By: The Bug on April 27, 2015
The Wienermobile has made it to the annual classic car show here a few times, and I got some pictures of it. I guess I didn't know about the whistles. If it shows up again this year, I'll see if I can get one!
By: Pixel Peeper on April 27, 2015
I've seen a few vehicles shaped like hot dogs, but they were not true Weinermobiles, just copycats. Anyway, nice memory, altho' I swore off hot dogs abt ten years ago.
By: Tom Sightings on April 27, 2015
I must live under a toadstool as I've never heard of a wienermobile or Oscar Mayer for that matter. We probably don't have those products in Canada.
By: red on April 27, 2015
Never saw it, nor the whistle. But I used to have a Mr. Softee ring, if that counts.
By: Val on April 27, 2015
Brings a whole new meaning to fast food! :)
By: John on April 28, 2015
I missed this whole bit of culture in my little farming community.

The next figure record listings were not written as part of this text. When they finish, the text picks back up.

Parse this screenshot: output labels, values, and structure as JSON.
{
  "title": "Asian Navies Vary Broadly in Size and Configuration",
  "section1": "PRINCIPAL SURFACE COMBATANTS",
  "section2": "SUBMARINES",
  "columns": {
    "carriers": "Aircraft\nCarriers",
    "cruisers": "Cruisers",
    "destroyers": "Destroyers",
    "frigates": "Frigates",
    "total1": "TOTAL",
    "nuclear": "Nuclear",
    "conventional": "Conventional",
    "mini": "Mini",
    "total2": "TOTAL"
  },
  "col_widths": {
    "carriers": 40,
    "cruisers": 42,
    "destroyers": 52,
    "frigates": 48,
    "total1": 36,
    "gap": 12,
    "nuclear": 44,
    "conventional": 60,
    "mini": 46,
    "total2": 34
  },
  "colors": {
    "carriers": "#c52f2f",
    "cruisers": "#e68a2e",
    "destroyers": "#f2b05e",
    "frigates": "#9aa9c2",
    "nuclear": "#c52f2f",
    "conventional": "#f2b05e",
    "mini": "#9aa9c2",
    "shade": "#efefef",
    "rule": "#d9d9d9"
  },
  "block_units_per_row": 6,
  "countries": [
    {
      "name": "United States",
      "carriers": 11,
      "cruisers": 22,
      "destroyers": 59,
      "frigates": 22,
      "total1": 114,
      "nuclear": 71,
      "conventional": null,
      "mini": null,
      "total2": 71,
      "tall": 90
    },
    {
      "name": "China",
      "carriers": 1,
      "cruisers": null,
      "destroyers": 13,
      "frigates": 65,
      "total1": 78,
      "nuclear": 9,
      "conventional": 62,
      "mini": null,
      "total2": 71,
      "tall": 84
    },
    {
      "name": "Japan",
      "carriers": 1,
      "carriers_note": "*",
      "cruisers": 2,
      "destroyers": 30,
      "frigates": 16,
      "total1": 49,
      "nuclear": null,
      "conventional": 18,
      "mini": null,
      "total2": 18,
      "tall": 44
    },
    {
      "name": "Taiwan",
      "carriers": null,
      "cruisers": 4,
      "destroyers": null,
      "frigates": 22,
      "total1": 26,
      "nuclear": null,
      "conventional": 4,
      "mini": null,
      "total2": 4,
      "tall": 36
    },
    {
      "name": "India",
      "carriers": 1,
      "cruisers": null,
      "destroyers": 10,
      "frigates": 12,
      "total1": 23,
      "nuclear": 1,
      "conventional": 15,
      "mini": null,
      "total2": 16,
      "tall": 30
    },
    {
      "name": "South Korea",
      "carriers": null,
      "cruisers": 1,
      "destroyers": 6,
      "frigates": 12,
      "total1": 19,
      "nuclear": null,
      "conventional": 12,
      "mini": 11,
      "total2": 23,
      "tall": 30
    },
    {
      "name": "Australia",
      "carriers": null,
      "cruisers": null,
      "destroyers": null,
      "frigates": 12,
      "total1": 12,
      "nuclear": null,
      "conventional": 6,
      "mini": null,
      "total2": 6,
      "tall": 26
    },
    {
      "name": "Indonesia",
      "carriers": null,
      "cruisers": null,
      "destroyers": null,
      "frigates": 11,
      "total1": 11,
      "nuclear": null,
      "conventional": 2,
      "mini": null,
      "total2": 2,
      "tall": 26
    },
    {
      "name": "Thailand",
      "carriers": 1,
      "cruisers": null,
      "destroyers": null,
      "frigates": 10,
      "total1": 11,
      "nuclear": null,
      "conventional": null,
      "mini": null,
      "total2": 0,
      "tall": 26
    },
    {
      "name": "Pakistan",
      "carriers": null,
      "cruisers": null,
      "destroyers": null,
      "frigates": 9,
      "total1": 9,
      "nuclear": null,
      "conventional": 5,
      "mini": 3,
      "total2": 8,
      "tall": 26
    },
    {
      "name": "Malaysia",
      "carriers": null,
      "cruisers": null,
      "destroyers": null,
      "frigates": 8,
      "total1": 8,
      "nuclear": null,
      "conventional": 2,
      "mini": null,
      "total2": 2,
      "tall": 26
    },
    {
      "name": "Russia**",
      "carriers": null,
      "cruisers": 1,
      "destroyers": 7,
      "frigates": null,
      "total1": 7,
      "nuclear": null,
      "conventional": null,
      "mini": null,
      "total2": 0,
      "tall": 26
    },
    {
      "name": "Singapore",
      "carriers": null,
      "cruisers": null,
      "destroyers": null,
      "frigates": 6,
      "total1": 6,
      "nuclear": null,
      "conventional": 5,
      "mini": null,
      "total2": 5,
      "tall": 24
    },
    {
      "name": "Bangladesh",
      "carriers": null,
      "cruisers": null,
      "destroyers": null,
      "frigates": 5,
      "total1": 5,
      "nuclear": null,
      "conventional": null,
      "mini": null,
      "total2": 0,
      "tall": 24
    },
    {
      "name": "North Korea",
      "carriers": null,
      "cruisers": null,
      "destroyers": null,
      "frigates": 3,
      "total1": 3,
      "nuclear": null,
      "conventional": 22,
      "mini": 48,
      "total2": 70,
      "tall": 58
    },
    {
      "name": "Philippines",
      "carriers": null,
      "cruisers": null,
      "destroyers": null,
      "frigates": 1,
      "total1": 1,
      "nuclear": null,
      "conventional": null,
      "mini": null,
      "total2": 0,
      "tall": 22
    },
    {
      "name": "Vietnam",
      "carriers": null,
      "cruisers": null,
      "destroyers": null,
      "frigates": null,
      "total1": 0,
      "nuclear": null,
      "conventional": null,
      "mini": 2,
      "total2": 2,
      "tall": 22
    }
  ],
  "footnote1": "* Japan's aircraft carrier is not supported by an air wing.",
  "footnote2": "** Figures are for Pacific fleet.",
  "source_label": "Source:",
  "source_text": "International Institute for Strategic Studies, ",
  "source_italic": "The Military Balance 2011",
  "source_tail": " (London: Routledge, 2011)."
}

I am not a big fan of hot dogs anyway. ;-)
By: Tabor on April 28, 2015
I've never seen the Weinermobile, but I did hear no end of jokes when one of them hit a patch of ice and slid off the road this last winter. I think NPR had at least 4 or 5 puns, just in the opening, like "it was the wurst day ever for the driver", etc. My friends and I did sing the Oscar Meyer bologna jingle a lot, tho. Much to my family's annoyance. My baloney has a first name... Cat
By: Cat on April 28, 2015
now I have that lttle ditty running through my head! "Oh I wish I was an Oscar Meyer weiner....." argh!
By: Kathe W. on April 28, 2015
Sounds like the driver was a big little prick - to not even slow down for excited kids. What's the point of driving a big wiener dog if you don't show it off? Geeze. No, I haven't seen one, except in blogland.
By: Robyn Engel on April 28, 2015
What a story! No, I've never seen it at any car shows. But I can see how it would be a great advertising vehicle--no pun intended!
By: Michael Manning on April 28, 2015
I had never heard of the Wienermobile! Wow! Can't believe the driver didn't at least slow down for you all. What a giant prick! (The driver, too.)
By: Mitchell is Moving on April 29, 2015
well, I wish I had one of those whistles for my whistle collection.